Three sets of cleaved optical fiber were treated with pure RNA solution, diluted RNA
solution, and DI water, respectively. They were then put into the UV cross-linker for 2
minutes. Scanning Electron Microscopy (SEM) photos of the treated fiber end indicate
that RNA has been successfully immobilized onto the fiber surface. This may lead to an
efficient immobilization method for preparation of various optical fiber biosensors.
I. Introduction
Optical sensors have been widely used in a broad array of applications in chemical1
and biological sensing and portray a promising outcome in the medical field. Fiber optic
sensors are able to operate under high temperatures, are immune to electromagnetic
interference and display multiplexing ability2. Biosensors are composed of the following
elements; biocatalyst, transducer and output.
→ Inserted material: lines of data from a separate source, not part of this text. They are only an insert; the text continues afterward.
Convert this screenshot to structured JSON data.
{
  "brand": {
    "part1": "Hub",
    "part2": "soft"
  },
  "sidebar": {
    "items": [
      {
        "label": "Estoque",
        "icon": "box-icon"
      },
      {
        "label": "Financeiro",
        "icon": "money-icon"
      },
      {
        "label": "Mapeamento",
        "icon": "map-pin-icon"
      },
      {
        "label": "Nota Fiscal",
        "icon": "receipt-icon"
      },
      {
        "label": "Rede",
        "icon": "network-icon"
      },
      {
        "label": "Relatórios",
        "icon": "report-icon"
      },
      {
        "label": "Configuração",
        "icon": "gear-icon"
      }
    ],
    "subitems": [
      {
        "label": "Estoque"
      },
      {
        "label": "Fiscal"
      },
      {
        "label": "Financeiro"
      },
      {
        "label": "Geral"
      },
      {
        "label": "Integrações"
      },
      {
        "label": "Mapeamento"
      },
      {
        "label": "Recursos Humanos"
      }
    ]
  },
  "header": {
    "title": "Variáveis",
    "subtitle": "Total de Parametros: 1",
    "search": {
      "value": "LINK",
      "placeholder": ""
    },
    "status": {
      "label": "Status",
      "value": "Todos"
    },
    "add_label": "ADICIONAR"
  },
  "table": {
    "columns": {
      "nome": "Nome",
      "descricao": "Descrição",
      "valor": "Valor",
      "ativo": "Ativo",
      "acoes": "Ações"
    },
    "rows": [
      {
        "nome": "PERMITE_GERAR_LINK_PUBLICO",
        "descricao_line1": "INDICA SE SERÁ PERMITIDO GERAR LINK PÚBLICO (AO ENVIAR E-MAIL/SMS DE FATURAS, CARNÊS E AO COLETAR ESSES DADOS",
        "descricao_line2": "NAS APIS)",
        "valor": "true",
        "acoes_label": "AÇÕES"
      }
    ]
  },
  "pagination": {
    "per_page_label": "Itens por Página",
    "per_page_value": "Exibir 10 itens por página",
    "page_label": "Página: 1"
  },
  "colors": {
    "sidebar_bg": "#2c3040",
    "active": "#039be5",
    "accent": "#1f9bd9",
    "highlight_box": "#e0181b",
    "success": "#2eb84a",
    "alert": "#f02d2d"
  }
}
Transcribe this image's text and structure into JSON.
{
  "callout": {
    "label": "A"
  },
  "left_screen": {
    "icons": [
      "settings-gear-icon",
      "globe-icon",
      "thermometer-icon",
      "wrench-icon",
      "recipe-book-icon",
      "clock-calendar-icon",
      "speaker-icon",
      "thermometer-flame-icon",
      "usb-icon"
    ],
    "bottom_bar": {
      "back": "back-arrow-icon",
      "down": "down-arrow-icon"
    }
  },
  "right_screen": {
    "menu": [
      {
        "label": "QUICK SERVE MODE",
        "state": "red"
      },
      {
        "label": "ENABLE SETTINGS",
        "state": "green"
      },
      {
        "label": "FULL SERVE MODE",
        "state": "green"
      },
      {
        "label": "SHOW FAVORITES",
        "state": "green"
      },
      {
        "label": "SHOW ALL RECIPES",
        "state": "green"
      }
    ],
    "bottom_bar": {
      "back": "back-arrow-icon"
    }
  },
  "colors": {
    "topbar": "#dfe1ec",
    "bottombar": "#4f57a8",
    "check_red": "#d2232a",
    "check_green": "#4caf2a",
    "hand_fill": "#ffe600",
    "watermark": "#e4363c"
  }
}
The optimal goal of an immunosensor is to
detect, test, and transmit information about a specific biological target in a fast, accurate
and inexpensive approach.
Fabry- Pérot (FP) sensors are desirable because of their small size and high sensitivity
attributes3. However, current immobilization techniques onto optical sensors involve
cumbersome process that may increase the risk of contamination and even damage of the
biocomponent4 (RNA, DNA, antigen/antibody). The most common methods for
immunosensor analysis are enzyme-linked immunosorbent assays (ELISA). ELISA is
used to detect and amplify an antigen-antibody reaction; the amount of enzyme-linked
antigen bound to the immobilized antibody being determined by the relative
concentration of the free and conjugated antigen and quantified by the rate of enzymic
reaction5. ELISA analysis is based on chromogenic or fluorogenic substrates to produce a
signal.
In an effort to enhance optic fiber signal a study used gold-nanoparticles. The
immunosensing process takes about 9 minutes from the start of the antibody binding to
the surface regeneration process. However it is very lengthy to prepare the gold surface.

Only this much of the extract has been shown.